I don’t know what made me buy Psycho when I did way back then, but I’m sure glad I did. It’s a cinematic masterpiece. I contemplated not even watching it last weekend for this review since I felt I had seen it enough to be able to write this analysis. However, I found myself putting the disc into the Blu-ray player. And I’m sure glad I did.
Right from the beginning, Psycho draws you in. The opening credits sequence is chillingly brilliant. The music mixed with the title sequences give you a weird sense of terror before the first scene has even started. Additionally, the black-and-white mode works in the film’s favor. Sure, it’s not like Hitchcock had a choice, since color wasn’t necessarily mandatory or popular at the time, yet. But, this lack of color adds something to the film in a way that’s hard to describe.
I don’t really feel like going into a full on review, so instead I will make brief mentions of stuff I noticed and enjoyed, followed by some brief facts on the making of the film.
First, Anthony Perkins is brilliantly cast. He’s got that look, smirk, and whole demeanor down to perfection! Perkins should have been nominated for an Oscar. He’s just so calm and collected, but in a snap he could be on the edge and ready to burst.
Second, here’s some quotes I found funny:
- “He was flirting with you. I guess he must have noticed my wedding ring.” I laughed so hard at this. I guess that’s what married women do when they feel jealous they aren’t hit on anymore?

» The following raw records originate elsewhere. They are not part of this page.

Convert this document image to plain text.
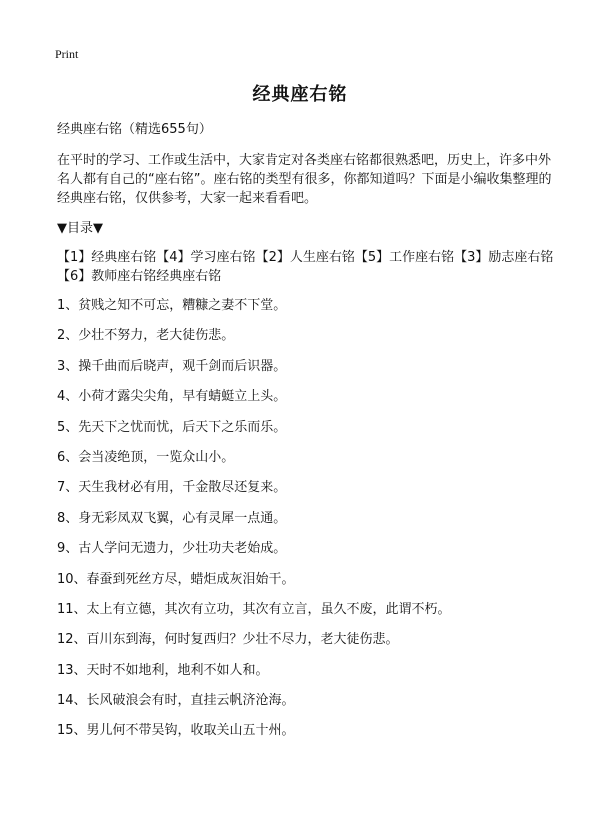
Print
经典座右铭
经典座右铭（精选655句）
在平时的学习、工作或生活中，大家肯定对各类座右铭都很熟悉吧，历史上，许多中外名人都有自己的“座右铭”。座右铭的类型有很多，你都知道吗？下面是小编收集整理的经典座右铭，仅供参考，大家一起来看看吧。
▼目录▼
【1】经典座右铭【4】学习座右铭【2】人生座右铭【5】工作座右铭【3】励志座右铭【6】教师座右铭经典座右铭
1、贫贱之知不可忘，糟糠之妻不下堂。
2、少壮不努力，老大徒伤悲。
3、操千曲而后晓声，观千剑而后识器。
4、小荷才露尖尖角，早有蜻蜓立上头。
5、先天下之忧而忧，后天下之乐而乐。
6、会当凌绝顶，一览众山小。
7、天生我材必有用，千金散尽还复来。
8、身无彩凤双飞翼，心有灵犀一点通。
9、古人学问无遗力，少壮功夫老始成。
10、春蚕到死丝方尽，蜡炬成灰泪始干。
11、太上有立德，其次有立功，其次有立言，虽久不废，此谓不朽。
12、百川东到海，何时复西归？少壮不尽力，老大徒伤悲。
13、天时不如地利，地利不如人和。
14、长风破浪会有时，直挂云帆济沧海。
15、男儿何不带吴钩，收取关山五十州。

- “Eating in the office is just so officious.” Oh boy, some of Norman’s lines were just a bit awkward and painful like this one. Oh, and then there’s, “My hobby is stuffing things. You know, taxidermy.”
Finally, I’ll talk about the flushing scene and the no late admittance policy.
When Marion flushes the ripped up paper down the toilet, this was the first time a flushing toilet had appeared in a mainstream film or TV show in the United States. Hitchcock was a trendsetter!
Next, Hitchcock refused late entry to showings of Psycho due to Janet Leigh only being in the first twenty or so minutes of the film. His reasoning was that if people showed up late and didn’t get to see Leigh in the film they would feel cheated. Despite hesitation from theater owners that this would lower business, lineups remained long and healthy, and this wasn’t an issue.
Are you a fan of Alfred Hitchcock’s Psycho? What do you think of the Norman/”Mother” dynamic?